The former NIEVS President said he was glad that “a man in the position, with the experience and, of course, frame of mind like Gen. Buhari is coming on board.”
He said solving youth unemployment in the country required radical steps to be taken, and that sacrifices would be made. He explained that the sacrifices would not be made by those in government or public service alone but by all Nigerians, particularly those in the private sector. Data vs reality… Adediji said it was wrong to release statistics of jobs created that did not correspond with what people could see. “If we continue to bandy about data that we created a thousand jobs last year, etc, you are just deceiving Nigerians. The jobs being attributed to all these statistical sources don’t reflect the reality on ground.”
He said there are many factors responsible for youth unemployment in the country, adding “I am sorry to say that many Nigerian youth are unemployable; the skills acquisition, which should be paramount from local level to state level and to federal level, are not in place. Government just talks about them to satisfy all groups. The reality on ground is that we have not created the mechanism, the infrastructure and the dynamics of ensuring that we train our youth continually and permanently.
Also, he wondered why nobody has told Nigerians the percentage of the nation’s GDP that the government is willing to commit to job creation.

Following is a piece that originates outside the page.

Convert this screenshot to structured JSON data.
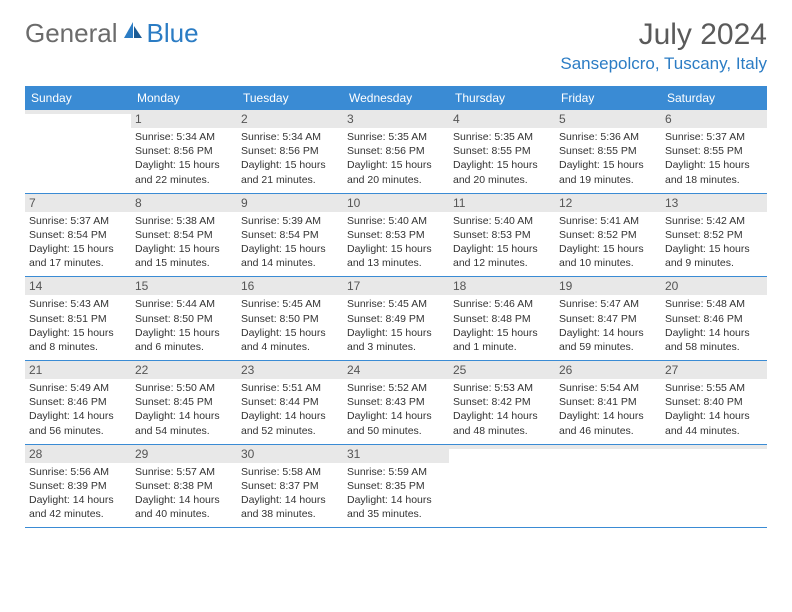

The nation, he said has some pre-dispositions that limits an environment that could support job creation, listing some as “our penchant as Nigerians to go for anything and everything imported; our tendency for consuming instead of production.
All these countries that produce and dump their goods here have gone through this era where the leadership and followers think that once you have money from oil or from other natural resources, you can go to sleep and just be spending. If Nigeria were to be a country having a population of just ten million or 20 million people, perhaps having such misguided approach to life may not matter, but not when we have a population of 170 million people and counting.”

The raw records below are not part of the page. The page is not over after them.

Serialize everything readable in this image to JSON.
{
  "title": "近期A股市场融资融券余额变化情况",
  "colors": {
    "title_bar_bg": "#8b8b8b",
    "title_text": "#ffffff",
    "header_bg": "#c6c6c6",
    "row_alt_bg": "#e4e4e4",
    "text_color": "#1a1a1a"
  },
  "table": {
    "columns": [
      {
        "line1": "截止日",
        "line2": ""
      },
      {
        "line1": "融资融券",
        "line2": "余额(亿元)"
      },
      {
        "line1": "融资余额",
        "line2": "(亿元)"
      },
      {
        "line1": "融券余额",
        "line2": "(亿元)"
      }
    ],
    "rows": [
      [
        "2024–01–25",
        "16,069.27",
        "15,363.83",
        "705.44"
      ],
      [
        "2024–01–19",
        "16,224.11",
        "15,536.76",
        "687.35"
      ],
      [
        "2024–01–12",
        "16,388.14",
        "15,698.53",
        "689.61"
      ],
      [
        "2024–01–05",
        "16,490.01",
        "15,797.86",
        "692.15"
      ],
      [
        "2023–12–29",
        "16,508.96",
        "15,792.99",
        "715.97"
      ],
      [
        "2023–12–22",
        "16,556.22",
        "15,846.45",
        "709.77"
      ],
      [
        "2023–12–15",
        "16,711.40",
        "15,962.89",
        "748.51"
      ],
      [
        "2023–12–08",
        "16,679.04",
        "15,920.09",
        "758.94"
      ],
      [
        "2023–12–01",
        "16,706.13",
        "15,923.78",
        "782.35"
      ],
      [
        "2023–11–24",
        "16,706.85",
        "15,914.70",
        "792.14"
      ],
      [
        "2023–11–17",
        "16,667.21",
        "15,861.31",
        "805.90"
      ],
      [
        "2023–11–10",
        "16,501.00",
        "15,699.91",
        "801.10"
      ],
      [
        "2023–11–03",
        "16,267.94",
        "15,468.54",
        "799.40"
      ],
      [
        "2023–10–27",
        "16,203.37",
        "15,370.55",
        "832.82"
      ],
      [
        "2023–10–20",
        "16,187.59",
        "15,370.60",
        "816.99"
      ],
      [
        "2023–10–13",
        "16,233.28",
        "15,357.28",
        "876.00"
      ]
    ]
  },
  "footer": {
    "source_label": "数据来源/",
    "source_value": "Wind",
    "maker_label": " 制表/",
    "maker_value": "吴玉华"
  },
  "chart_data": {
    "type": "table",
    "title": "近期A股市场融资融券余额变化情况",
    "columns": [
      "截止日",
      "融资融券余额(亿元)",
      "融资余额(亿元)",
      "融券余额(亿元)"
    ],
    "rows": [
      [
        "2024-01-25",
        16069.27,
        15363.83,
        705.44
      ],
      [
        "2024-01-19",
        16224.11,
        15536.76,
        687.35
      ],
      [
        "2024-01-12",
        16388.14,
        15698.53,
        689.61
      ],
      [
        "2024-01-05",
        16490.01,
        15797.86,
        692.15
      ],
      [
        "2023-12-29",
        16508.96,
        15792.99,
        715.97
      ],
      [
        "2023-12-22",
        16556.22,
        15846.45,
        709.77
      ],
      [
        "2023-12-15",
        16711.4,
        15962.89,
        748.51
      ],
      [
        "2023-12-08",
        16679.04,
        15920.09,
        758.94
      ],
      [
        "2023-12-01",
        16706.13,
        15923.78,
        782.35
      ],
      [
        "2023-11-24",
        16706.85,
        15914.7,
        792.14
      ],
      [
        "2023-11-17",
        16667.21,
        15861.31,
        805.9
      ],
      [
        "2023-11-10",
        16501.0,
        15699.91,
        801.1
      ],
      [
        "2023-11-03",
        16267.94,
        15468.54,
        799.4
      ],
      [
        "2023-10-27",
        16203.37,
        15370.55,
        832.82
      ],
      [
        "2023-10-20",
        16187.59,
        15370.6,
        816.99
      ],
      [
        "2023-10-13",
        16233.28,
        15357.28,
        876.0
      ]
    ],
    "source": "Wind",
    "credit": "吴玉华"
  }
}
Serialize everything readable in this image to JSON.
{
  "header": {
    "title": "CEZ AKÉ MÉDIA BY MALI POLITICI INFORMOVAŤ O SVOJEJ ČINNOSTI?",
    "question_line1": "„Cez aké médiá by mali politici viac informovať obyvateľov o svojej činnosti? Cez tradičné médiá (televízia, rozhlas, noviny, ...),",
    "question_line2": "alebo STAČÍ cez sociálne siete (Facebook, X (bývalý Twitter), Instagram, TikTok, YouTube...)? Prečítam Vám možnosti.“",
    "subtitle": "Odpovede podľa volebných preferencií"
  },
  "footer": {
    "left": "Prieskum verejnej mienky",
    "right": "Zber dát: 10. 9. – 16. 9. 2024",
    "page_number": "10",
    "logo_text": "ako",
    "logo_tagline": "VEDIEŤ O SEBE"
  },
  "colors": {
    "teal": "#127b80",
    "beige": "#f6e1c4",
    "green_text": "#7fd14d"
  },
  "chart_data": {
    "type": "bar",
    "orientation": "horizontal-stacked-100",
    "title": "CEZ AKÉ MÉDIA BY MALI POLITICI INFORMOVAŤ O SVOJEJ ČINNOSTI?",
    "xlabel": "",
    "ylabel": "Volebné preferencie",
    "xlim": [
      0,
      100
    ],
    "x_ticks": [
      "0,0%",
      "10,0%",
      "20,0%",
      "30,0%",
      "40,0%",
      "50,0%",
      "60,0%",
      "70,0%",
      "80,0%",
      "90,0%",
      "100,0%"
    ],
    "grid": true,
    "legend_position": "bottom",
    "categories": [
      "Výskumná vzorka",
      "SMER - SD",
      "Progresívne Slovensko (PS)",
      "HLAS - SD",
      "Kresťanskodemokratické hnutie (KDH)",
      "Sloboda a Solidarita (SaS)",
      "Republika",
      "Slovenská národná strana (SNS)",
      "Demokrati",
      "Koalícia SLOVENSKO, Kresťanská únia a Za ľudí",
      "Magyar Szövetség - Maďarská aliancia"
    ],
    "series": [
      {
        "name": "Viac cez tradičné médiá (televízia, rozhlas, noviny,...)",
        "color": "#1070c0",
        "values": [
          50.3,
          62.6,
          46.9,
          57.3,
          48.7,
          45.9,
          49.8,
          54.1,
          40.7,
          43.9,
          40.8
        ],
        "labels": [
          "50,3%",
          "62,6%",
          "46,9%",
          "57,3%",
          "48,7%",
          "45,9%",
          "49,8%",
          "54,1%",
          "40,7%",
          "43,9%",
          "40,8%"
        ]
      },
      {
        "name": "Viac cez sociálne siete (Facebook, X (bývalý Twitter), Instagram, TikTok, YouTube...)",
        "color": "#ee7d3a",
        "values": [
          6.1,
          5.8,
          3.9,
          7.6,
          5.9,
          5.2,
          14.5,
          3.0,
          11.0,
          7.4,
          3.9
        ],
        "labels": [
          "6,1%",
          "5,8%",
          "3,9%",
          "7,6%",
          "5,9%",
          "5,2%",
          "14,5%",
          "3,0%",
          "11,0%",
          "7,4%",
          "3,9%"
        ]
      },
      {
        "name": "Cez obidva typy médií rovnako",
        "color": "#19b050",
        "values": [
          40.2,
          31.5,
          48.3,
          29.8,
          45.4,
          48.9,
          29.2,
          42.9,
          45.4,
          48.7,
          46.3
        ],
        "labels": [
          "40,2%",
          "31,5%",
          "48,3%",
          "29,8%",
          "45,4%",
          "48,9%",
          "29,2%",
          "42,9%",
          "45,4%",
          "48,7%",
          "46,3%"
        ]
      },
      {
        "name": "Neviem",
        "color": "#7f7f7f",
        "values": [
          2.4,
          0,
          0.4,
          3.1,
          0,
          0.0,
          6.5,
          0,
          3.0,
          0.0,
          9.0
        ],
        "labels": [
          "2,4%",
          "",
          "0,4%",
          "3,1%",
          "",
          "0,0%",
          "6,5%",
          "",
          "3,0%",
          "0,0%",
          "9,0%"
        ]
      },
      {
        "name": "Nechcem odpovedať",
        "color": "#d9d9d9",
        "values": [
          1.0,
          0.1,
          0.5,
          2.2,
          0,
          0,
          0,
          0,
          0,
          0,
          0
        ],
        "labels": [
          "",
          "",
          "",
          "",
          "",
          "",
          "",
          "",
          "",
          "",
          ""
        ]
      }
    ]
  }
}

He said instead of factories being built on a monthly or yearly basis, factories were being closed down and converted to other social or religious purposes.
Nigeria, he said need to focus on job creation for the youth, saying “I pray a day will not come when we will have a situation on our hands that will be difficult to control. One cannot under any guise defend the rascality and violence going on now in South Africa but the truth of the matter is that if majority of our educated and uneducated youth have no jobs, have no money to feed their families, then things you consider rational thinking become a luxury.
We pray that does not happen in Nigeria and that is why the new government must take job creation to their front-burner agenda.”
According to Adediji, they should not rely on statistics that does not reflect anything on ground, describing such data as dubious.